Things are harder for every other law graduate. Law firm starting salaries are bimodal — meaning that while 17 percent of graduates earned a median salary of $160,000 in 2014, about half had a median starting salary of $40,000 to $65,000.
In contrast to his awful 2015 article on the same subject, Solomon is trying to be fair and balanced here, but he’s getting his numbers all wrong, at a level that goes far beyond any purported errors in Scheiber’s piece.
Solomon treats “reported salaries” as the same thing as “law graduate salaries,” when those are two very different categories. As Deborah Merritt points out, only about half of law graduates have reported salaries, and those reported salaries include essentially everybody with a job that pays big law dollars (NALP reporting standards allow law schools to report salaries based on publicly available salary data, so new law graduates with big firm jobs who don’t respond to their schools’ salary surveys will still have their salaries reported). The result is that Solomon is over-estimating the percentage of 2015 grads with market rate salaries by approximately 97.7%.

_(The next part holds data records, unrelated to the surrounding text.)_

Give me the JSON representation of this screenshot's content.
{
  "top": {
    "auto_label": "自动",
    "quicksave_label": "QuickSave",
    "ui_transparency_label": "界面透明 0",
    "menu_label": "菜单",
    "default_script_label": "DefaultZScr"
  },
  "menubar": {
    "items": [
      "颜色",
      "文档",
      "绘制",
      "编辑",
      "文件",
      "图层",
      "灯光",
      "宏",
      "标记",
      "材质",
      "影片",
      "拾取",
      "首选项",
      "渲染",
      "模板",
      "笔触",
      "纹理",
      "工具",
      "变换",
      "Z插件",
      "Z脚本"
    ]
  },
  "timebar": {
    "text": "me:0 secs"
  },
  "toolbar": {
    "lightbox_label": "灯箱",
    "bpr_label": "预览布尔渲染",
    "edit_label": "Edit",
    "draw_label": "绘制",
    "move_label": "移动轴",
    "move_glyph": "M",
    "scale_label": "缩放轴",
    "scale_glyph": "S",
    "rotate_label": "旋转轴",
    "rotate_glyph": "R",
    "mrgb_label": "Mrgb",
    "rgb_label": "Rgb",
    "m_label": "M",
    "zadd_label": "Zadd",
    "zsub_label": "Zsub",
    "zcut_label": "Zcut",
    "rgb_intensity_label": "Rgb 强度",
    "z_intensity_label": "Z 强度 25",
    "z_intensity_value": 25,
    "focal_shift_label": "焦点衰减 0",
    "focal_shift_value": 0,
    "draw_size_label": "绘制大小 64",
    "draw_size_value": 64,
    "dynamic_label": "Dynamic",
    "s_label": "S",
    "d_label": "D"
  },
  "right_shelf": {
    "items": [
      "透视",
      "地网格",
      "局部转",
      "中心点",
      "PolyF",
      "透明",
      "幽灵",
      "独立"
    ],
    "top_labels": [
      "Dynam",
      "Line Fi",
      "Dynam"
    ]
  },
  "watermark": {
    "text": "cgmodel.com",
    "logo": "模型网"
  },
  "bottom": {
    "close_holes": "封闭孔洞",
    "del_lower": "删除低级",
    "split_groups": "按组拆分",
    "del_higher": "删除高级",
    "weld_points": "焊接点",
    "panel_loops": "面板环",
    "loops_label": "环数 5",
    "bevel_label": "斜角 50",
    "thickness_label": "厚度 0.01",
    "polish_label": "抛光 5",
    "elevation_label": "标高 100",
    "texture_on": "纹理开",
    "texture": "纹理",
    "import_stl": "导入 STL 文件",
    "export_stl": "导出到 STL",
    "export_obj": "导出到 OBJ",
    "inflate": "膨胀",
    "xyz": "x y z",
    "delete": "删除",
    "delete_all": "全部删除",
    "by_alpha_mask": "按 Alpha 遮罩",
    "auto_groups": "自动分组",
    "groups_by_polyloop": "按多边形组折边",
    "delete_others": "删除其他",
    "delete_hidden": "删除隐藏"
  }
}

Either Simkovic was so blinded by his anger over Scheiber’s failure to interview or at least cite him that he failed to notice this mistake — which is far more egregious than anything Simkovic even accuses Scheiber of making — or he noticed it but decided he shouldn’t say anything about it, since Solomon, unlike Scheiber, had the wisdom to cite Simkovic’s path-breaking, unique, unprecedented, and PEER REVIEWED study.